Analysis Grand Challenge

Last updated on 2024-07-19 | Edit this page

Overview

Questions

  • How do we perform a cross-section measurement with CMS Open Data?
  • What are the challenges of processing large datasets in particle physics?
  • How do we ensure reproducibility and scalability in analysis workflows?

Objectives

  • Perform a cross-section measurement using CMS Open Data.
  • Understand the challenges and methods for processing large particle physics datasets.
  • Gain experience in creating reproducible and scalable analysis workflows.

Analysis Grand Challenge


This project is designed for more experienced programmers looking for a challenging activity using CMS Open Data.

Overview

The Analysis Grand Challenge (AGC) is aimed at participants who have a solid programming background and are eager to tackle complex problems.
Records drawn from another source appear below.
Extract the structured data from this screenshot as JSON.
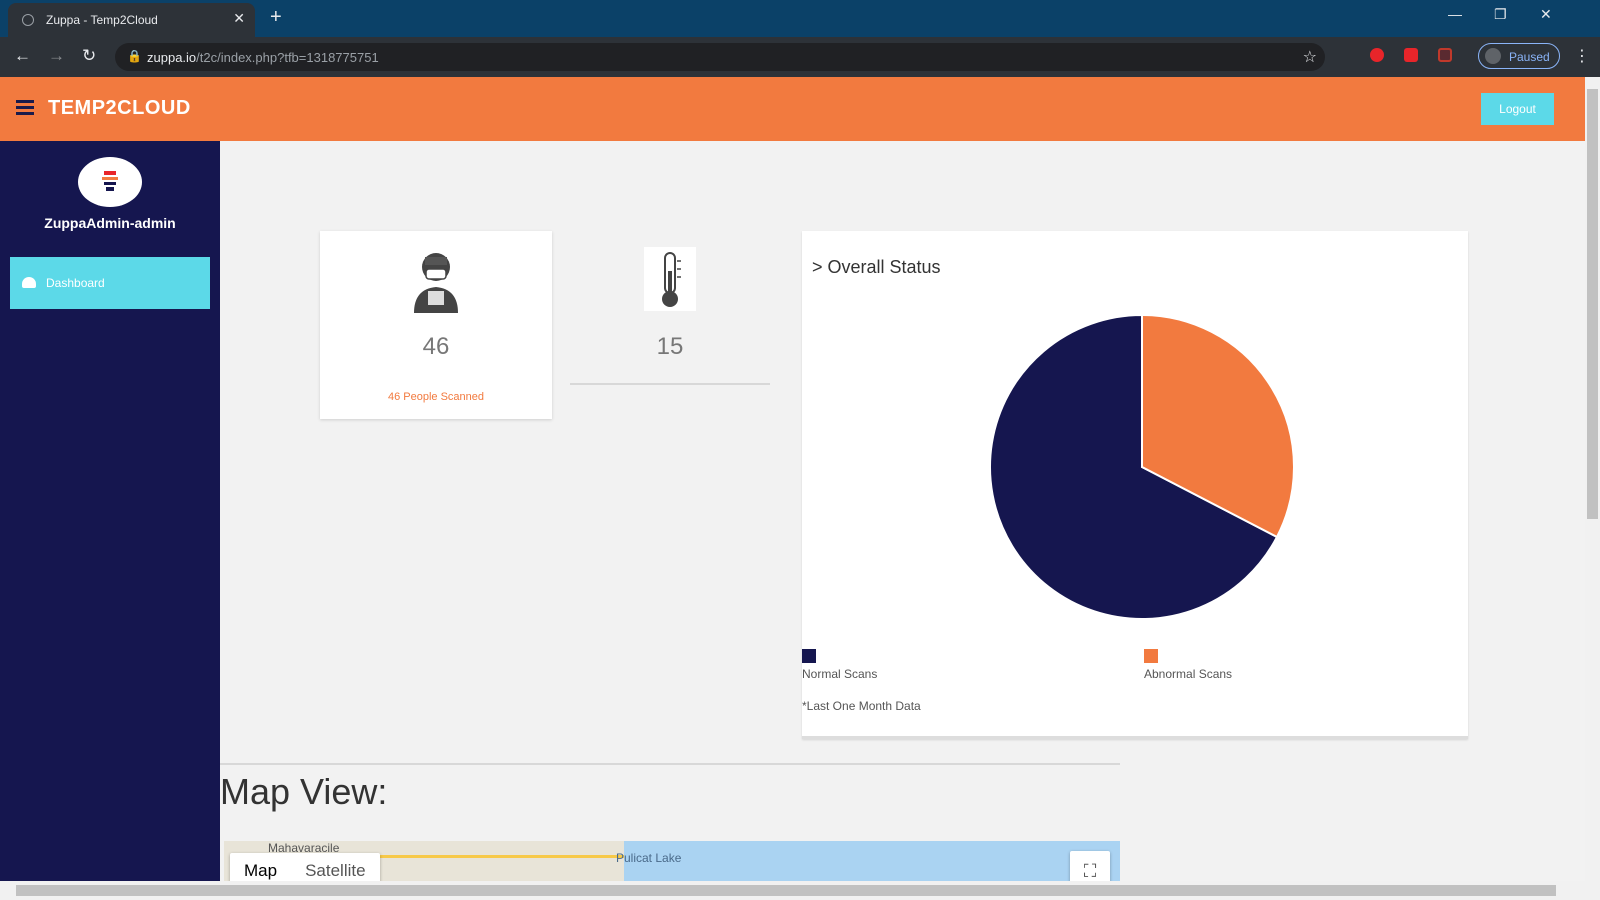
{
  "browser": {
    "tab_title": "Zuppa - Temp2Cloud",
    "tab_close": "✕",
    "new_tab": "+",
    "url_host": "zuppa.io",
    "url_path": "/t2c/index.php?tfb=1318775751",
    "profile_label": "Paused"
  },
  "header": {
    "brand": "TEMP2CLOUD",
    "logout_label": "Logout"
  },
  "sidebar": {
    "user_name": "ZuppaAdmin-admin",
    "items": [
      {
        "label": "Dashboard"
      }
    ]
  },
  "stats": {
    "people_count": "46",
    "people_label": "46 People Scanned",
    "temp_count": "15"
  },
  "chart_card": {
    "title": "> Overall Status",
    "legend_normal": "Normal Scans",
    "legend_abnormal": "Abnormal Scans",
    "note": "*Last One Month Data"
  },
  "chart_data": {
    "type": "pie",
    "title": "> Overall Status",
    "categories": [
      "Normal Scans",
      "Abnormal Scans"
    ],
    "values": [
      31,
      15
    ],
    "colors": [
      "#15164f",
      "#f27a3f"
    ],
    "legend": "bottom"
  },
  "map": {
    "heading": "Map View:",
    "map_tab": "Map",
    "satellite_tab": "Satellite",
    "place_1": "Mahavaracile",
    "place_2": "Pulicat Lake"
  },
  "colors": {
    "header": "#f27a3f",
    "sidebar": "#15164f",
    "accent": "#5cd9e8"
  }
}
This challenge involves performing the final steps in an analysis pipeline at scale to test workflows envisioned for the High-Luminosity Large Hadron Collider (HL-LHC).

Analysis Pipeline

Participants will work on a cross-section measurement using 2015 CMS Open Data. This includes:

  1. Columnar Data Extraction: Extracting data from large datasets in a columnar format.
  2. Data Processing: Filtering events, constructing observables, and evaluating systematic uncertainties.
  3. Histogramming: Summarizing the processed data into histograms.
  4. Statistical Model Construction: Building statistical models based on the histograms.
  5. Statistical Inference: Performing statistical analysis to infer the cross-section measurement.
  6. Visualization: Creating relevant visualizations for each step of the analysis.

Working with Older Data

Using older CMS data presents unique challenges, such as dealing with outdated formats and incomplete datasets. Participants will learn strategies for overcoming these obstacles, ensuring their analyses are robust and accurate even when working with less-than-ideal data.

Reproducibility and Scalability

An essential aspect of the AGC is ensuring that the analysis workflow is reproducible and can scale to the requirements of the HL-LHC. Participants will learn how to:

  • Utilize tools and services for data access and event selection (e.g., Rucio, ServiceX).
  • Implement histogramming and summary statistics using tools like Coffea and cabinetry.
  • Construct and fit statistical models using software like Pyhf.
  • Capture the entire analysis workflow for future reinterpretation using standards and services like REANA and RECAST.

Practical Application

In this project, participants will apply their knowledge to perform a cross-section measurement. This involves building and executing the analysis pipeline, rigorously validating the results, and ensuring the workflow is reproducible and scalable.

For more detailed information and guidelines, please refer to the Analysis Grand Challenge Documentation.

Key Points

  • Cross-section measurement using CMS Open Data.
  • Challenges and methods for processing large datasets.
  • Creating reproducible and scalable analysis workflows.